Ocean sanctuaries, seabirds and forage fish

Editor:
The topic of "forage fish" is a hot one, what with Oceana suing the National Marine Fisheries Service over their management of such organisms and the recent major study funded by Lenfest Foundation. The importance of the topic comes out in the article by Amanda Mascarelli "Life Insurance" (July-August 2012), which provides details on the marine reserves being established along the California Coast through the Marine Life Protection
Act (MLPA). This is cutting edge stuff, the US actually leads the way in the establishment of marine protected areas (MPAs) that actually are marine reserves as well, e.g. the vast Papahanaumokuakea and the Remote Pacific Islands national monuments recently designated. Most of the MPAs that get announced these days allow full-scale fishing, but the growing wisdom in fisheries management has evolved to include no-take MPAs as
necessary tools in providing sustainable catches. That being said, the Life Insurance article includes some important mis-representations. Forage fish are defined as those species that are prey to seabirds, mammals and large fish throughout their entire life cycles: they are bite sized, essentially, and abundant. The California Current is somewhat unique among
similar systems in that the juveniles of rockfish were once the food web currency on which top predators, including salmon, survived and not so much the typical forage species of eastern boundary currents: anchovies, sardines etc. However, an initial miscalculation on the part of fishery managers, in which by virtue of their incredible abundance it was deemed
that rockfish had a forage fish rate-of-recruitment (turnover in a few years) when, as it later was learned (too late, rockfish fisheries now closed), they actually matured late, grew slowly and owing to episodic reproduction needed to live upwards of 100 years for their stocks to
persist. They produced their abundant young, perhaps to be eaten (!), somewhat similar to Atlantic cod (now also gone). The article does touch on this --- the large, most fecund rockfish need to return --- but it should be emphasized that these MLPA reserves, while critical to rockfish recovery, benefitting both human and natural predators alike as well as
the ecosystem, will do little for the highly mobile "forage fish" like sardines, anchovies and krill.

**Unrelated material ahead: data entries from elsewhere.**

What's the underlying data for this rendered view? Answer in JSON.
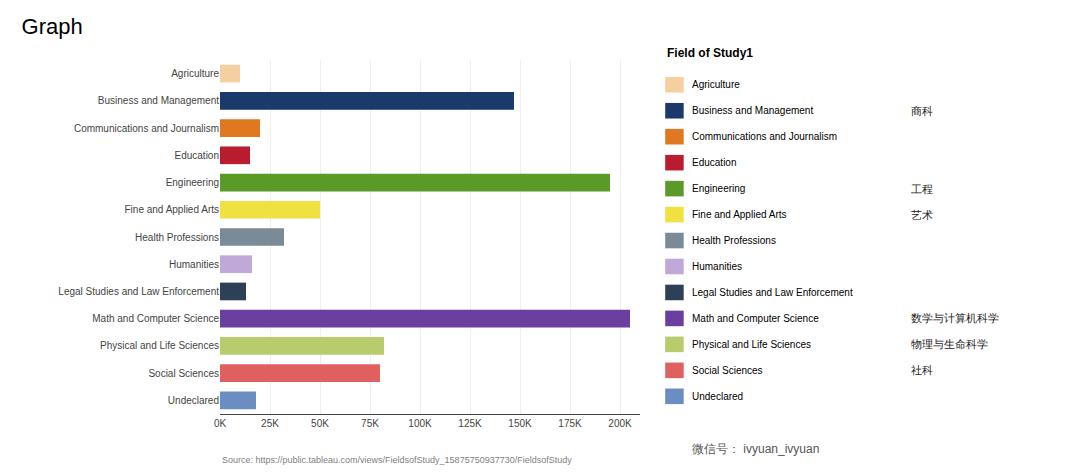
{
  "chart_data": {
    "type": "bar",
    "orientation": "horizontal",
    "title": "Graph",
    "categories": [
      "Agriculture",
      "Business and Management",
      "Communications and Journalism",
      "Education",
      "Engineering",
      "Fine and Applied Arts",
      "Health Professions",
      "Humanities",
      "Legal Studies and Law Enforcement",
      "Math and Computer Science",
      "Physical and Life Sciences",
      "Social Sciences",
      "Undeclared"
    ],
    "values": [
      10000,
      147000,
      20000,
      15000,
      195000,
      50000,
      32000,
      16000,
      13000,
      205000,
      82000,
      80000,
      18000
    ],
    "colors": [
      "#F5CFA0",
      "#1B3A6B",
      "#E07820",
      "#B81C2E",
      "#5A9A28",
      "#F0E040",
      "#7A8A96",
      "#C0A8D8",
      "#2E4057",
      "#6B3FA0",
      "#B8CC6E",
      "#E06060",
      "#6B8EC2"
    ],
    "xlim": [
      0,
      210000
    ],
    "xticks": [
      {
        "value": 0,
        "label": "0K"
      },
      {
        "value": 25000,
        "label": "25K"
      },
      {
        "value": 50000,
        "label": "50K"
      },
      {
        "value": 75000,
        "label": "75K"
      },
      {
        "value": 100000,
        "label": "100K"
      },
      {
        "value": 125000,
        "label": "125K"
      },
      {
        "value": 150000,
        "label": "150K"
      },
      {
        "value": 175000,
        "label": "175K"
      },
      {
        "value": 200000,
        "label": "200K"
      }
    ],
    "grid": true,
    "legend": "right",
    "legend_title": "Field of Study1",
    "legend_notes": {
      "Business and Management": "商科",
      "Engineering": "工程",
      "Fine and Applied Arts": "艺术",
      "Math and Computer Science": "数学与计算机科学",
      "Physical and Life Sciences": "物理与生命科学",
      "Social Sciences": "社科"
    },
    "annotations": [
      {
        "text": "Source: https://public.tableau.com/views/FieldsofStudy_15875750937730/FieldsofStudy"
      },
      {
        "text": "微信号： ivyuan_ivyuan"
      }
    ]
  }
}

A school of anchovies can move through one of these MLPA reserves in a matter of hours. Moreover, the article repeatedly and specifically mentions sardines as important to coastal seabirds (e.g. caption to opening image) when in fact the sardines that occur in coastal waters are larger than most of the seabirds. Certainly a pelican can down an adult sardine but in no way are these fish important to murres, murrelets or cormorants as the article claims. To find small sardines one must travel to the outer reaches of the California Current where the species spawns, often more than one hundred miles from shore, and where these bird species and many mammals are absent (maybe the sardines "know" this, evolutionarily speaking). In the quest for better ecosystem based management, something that the Audubon Society champions, it is important that we have our facts right before we present our arguments in favor of spatial protection of marine resources.